Ce point de vue n’est pour autant pas déter­mi­niste. Il ne doit pas lais­ser pen­ser qu’une ter­ri­to­ria­li­té de l’action entraine de fac­to un mor­cè­le­ment du pays. Ce même pro­pos a été tenu, avec un autre argu­men­taire, au sujet de la mon­dia­li­sa­tion. Un monde glo­ba­li­sé aurait, à terme, dilué la fonc­tion de l’État et lais­sé plus de champ aux enti­tés supra­na­tio­nales. Tel ne fut pas le cas, en tout cas, pas de façon aus­si pes­si­miste. On remarque, par exemple, un dif­fé­ren­tiel dans la façon que les pays ont d’appliquer les direc­tives euro­péennes. Ce même pes­si­misme ne doit pas guet­ter la frag­men­ta­tion du pays : une action sociale située n’entraine pas non plus une dis­lo­ca­tion de fait de l’État.

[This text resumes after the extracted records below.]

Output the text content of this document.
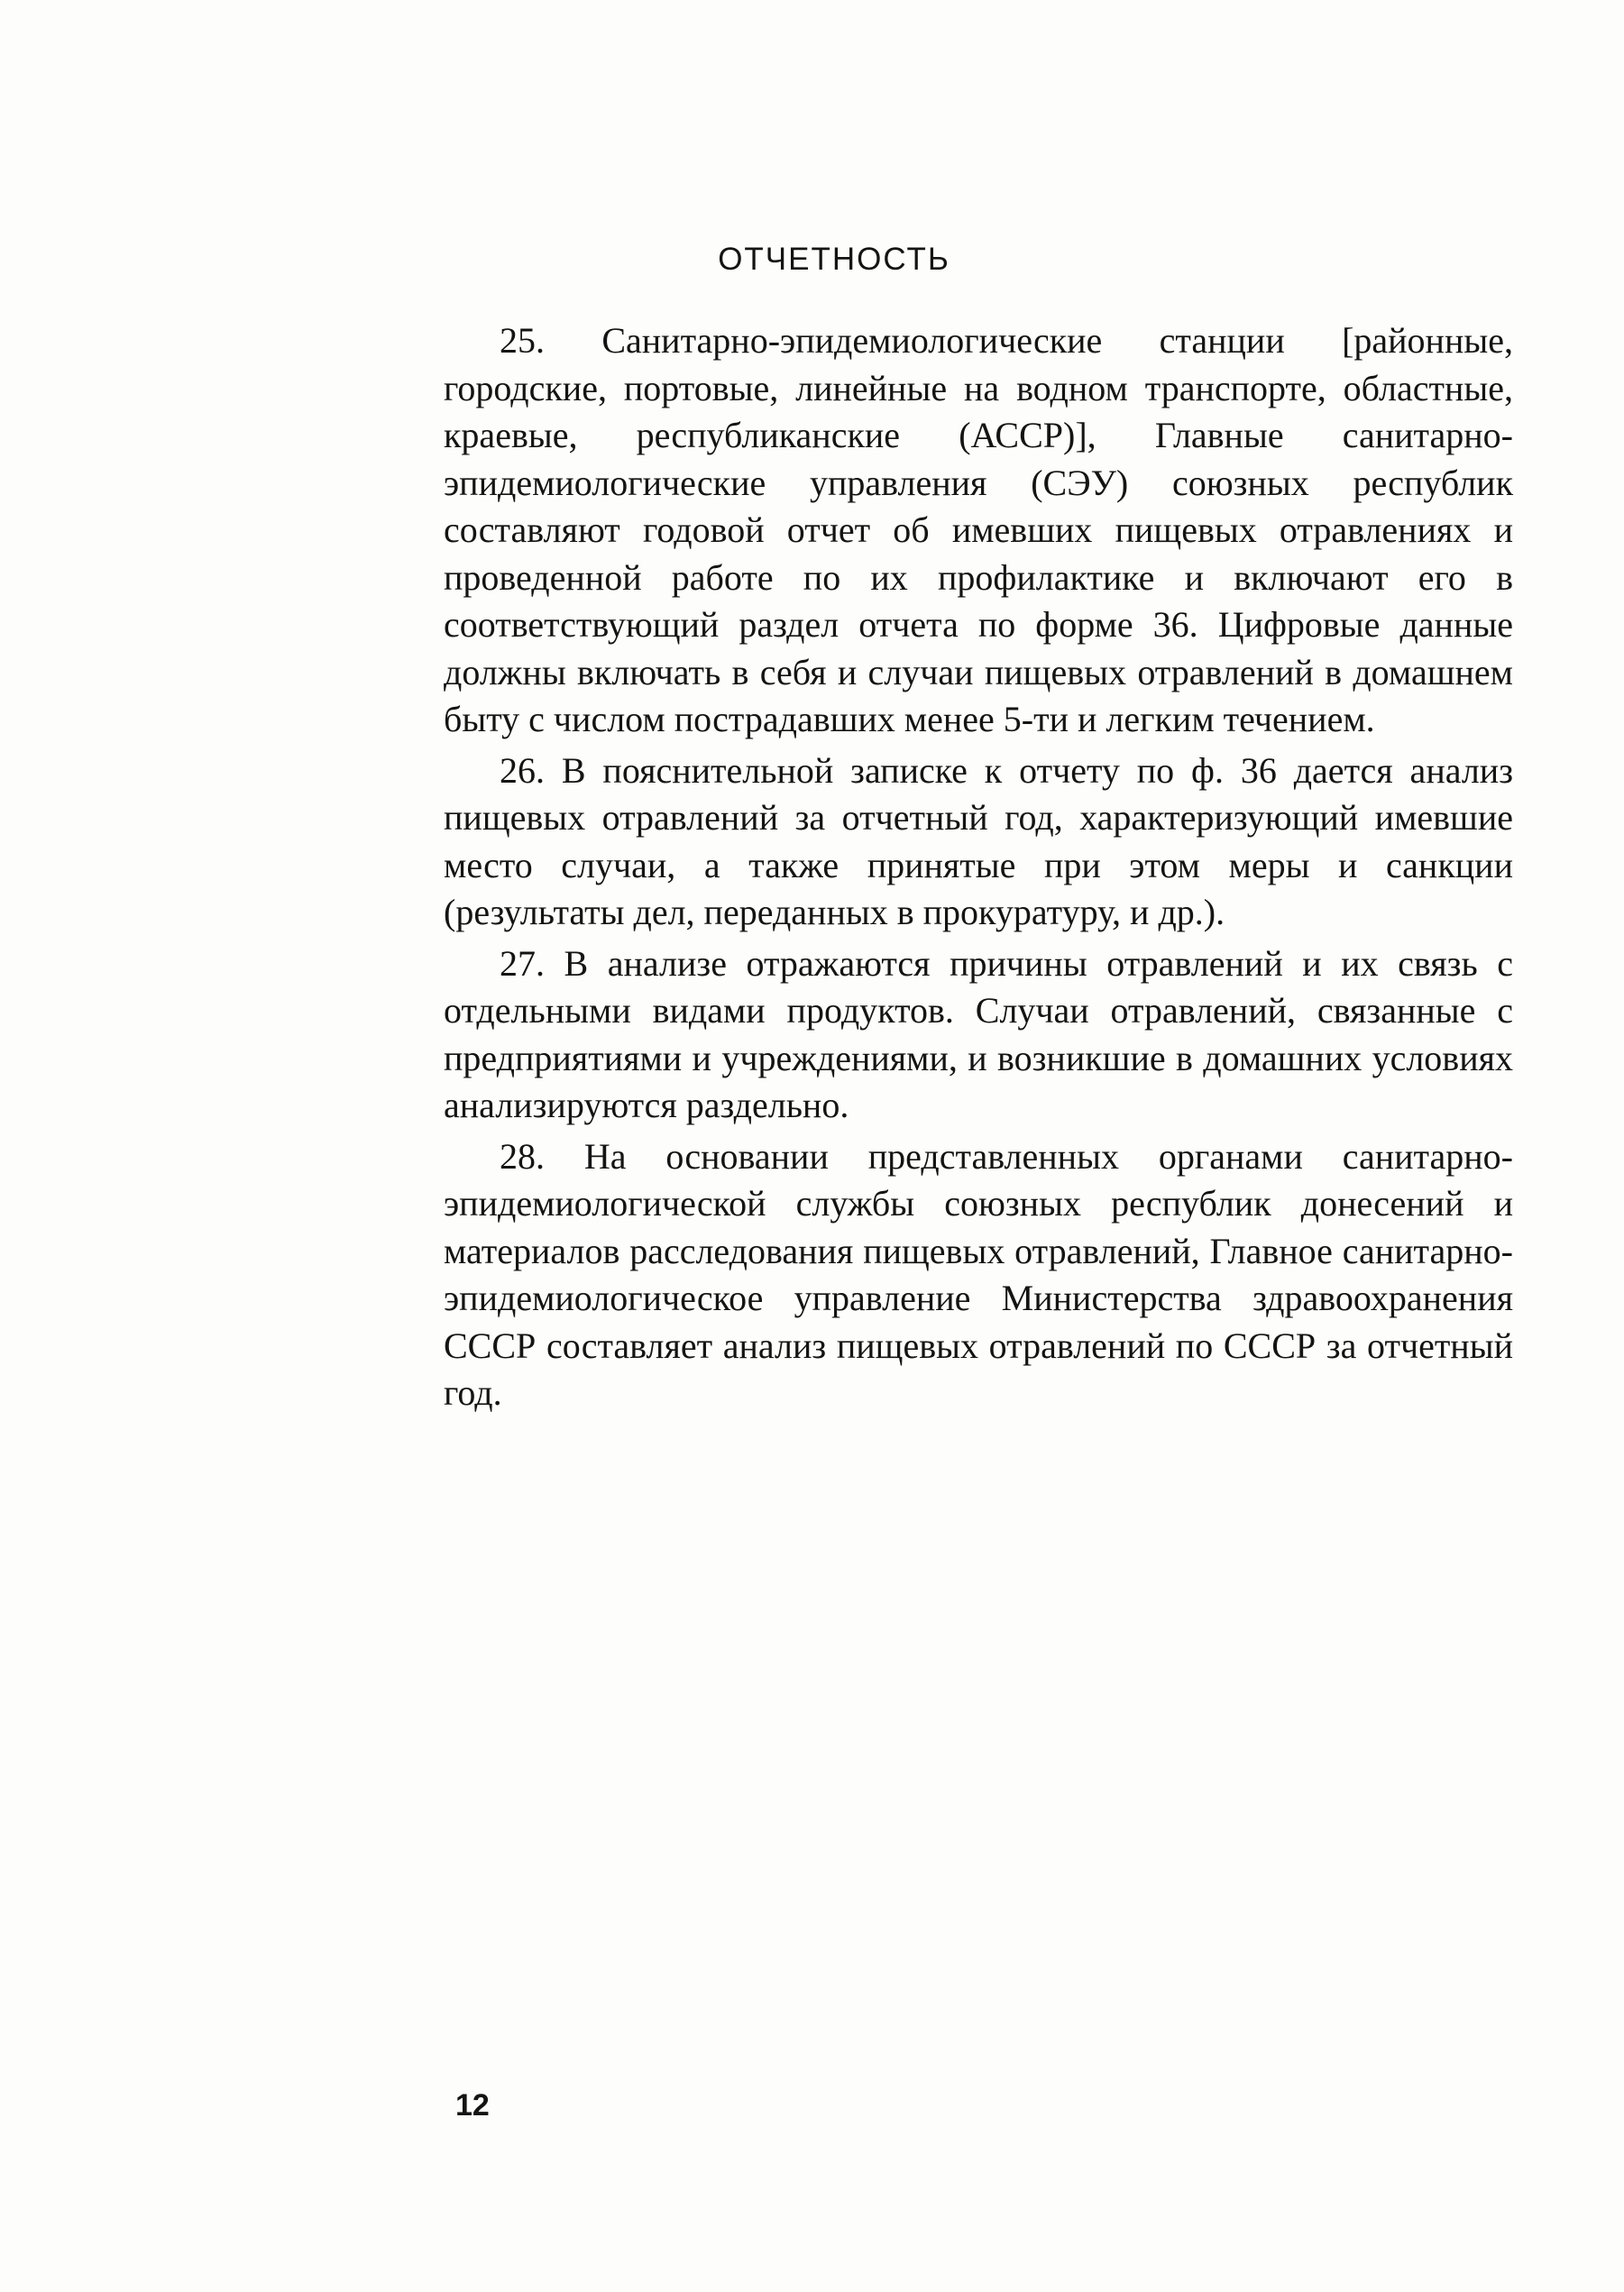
ОТЧЕТНОСТЬ

25. Санитарно-эпидемиологические станции [районные, городские, портовые, линейные на водном транспорте, областные, краевые, республиканские (АССР)], Главные санитарно-эпидемиологические управления (СЭУ) союзных республик составляют годовой отчет об имевших пищевых отравлениях и проведенной работе по их профилактике и включают его в соответствующий раздел отчета по форме 36. Цифровые данные должны включать в себя и случаи пищевых отравлений в домашнем быту с числом пострадавших менее 5-ти и легким течением.

26. В пояснительной записке к отчету по ф. 36 дается анализ пищевых отравлений за отчетный год, характеризующий имевшие место случаи, а также принятые при этом меры и санкции (результаты дел, переданных в прокуратуру, и др.).

27. В анализе отражаются причины отравлений и их связь с отдельными видами продуктов. Случаи отравлений, связанные с предприятиями и учреждениями, и возникшие в домашних условиях анализируются раздельно.

28. На основании представленных органами санитарно-эпидемиологической службы союзных республик донесений и материалов расследования пищевых отравлений, Главное санитарно-эпидемиологическое управление Министерства здравоохранения СССР составляет анализ пищевых отравлений по СССР за отчетный год.

12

Autre argu­ment, on remarque que ces poli­tiques sociales récentes ont nour­ri le natio­na­lisme fla­mand et net­te­ment moins le sépa­ra­tisme wal­lon ou bruxel­lois. D’autres élé­ments sont à tenir en compte tel que, notam­ment, le déve­lop­pe­ment éco­no­mique des Régions. Mais il n’empêche que der­rière ces constats se loge une pro­blé­ma­tique bien plus alar­mante : plus que les situa­tions actuelles, ce sont aujourd’hui les façons de trai­ter le social qui divisent. Pour le dire autre­ment, ce ne sont plus seule­ment des constats démo­gra­phiques, éco­no­miques ou sociaux qui servent de ferment aux sépa­ra­tismes, mais bien l’action sociale dans son volet éva­lua­tion, dans ce qu’elle trans­met d’informations et par­fois d’alarme, l’action sociale loca­li­sée, délo­ca­li­sée et ter­ri­to­ria­li­sée qui pro­duit aujourd’hui des mondes qui, si l’on n’y prend pas garde, n’auront un jour plus rien de commun.

  1. Le concept de « pau­vre­té dis­qua­li­fiante » défi­ni par Serge Pau­gam illustre à mer­veille le cumul des han­di­caps qui marque les pres­ta­taires du RMI en France.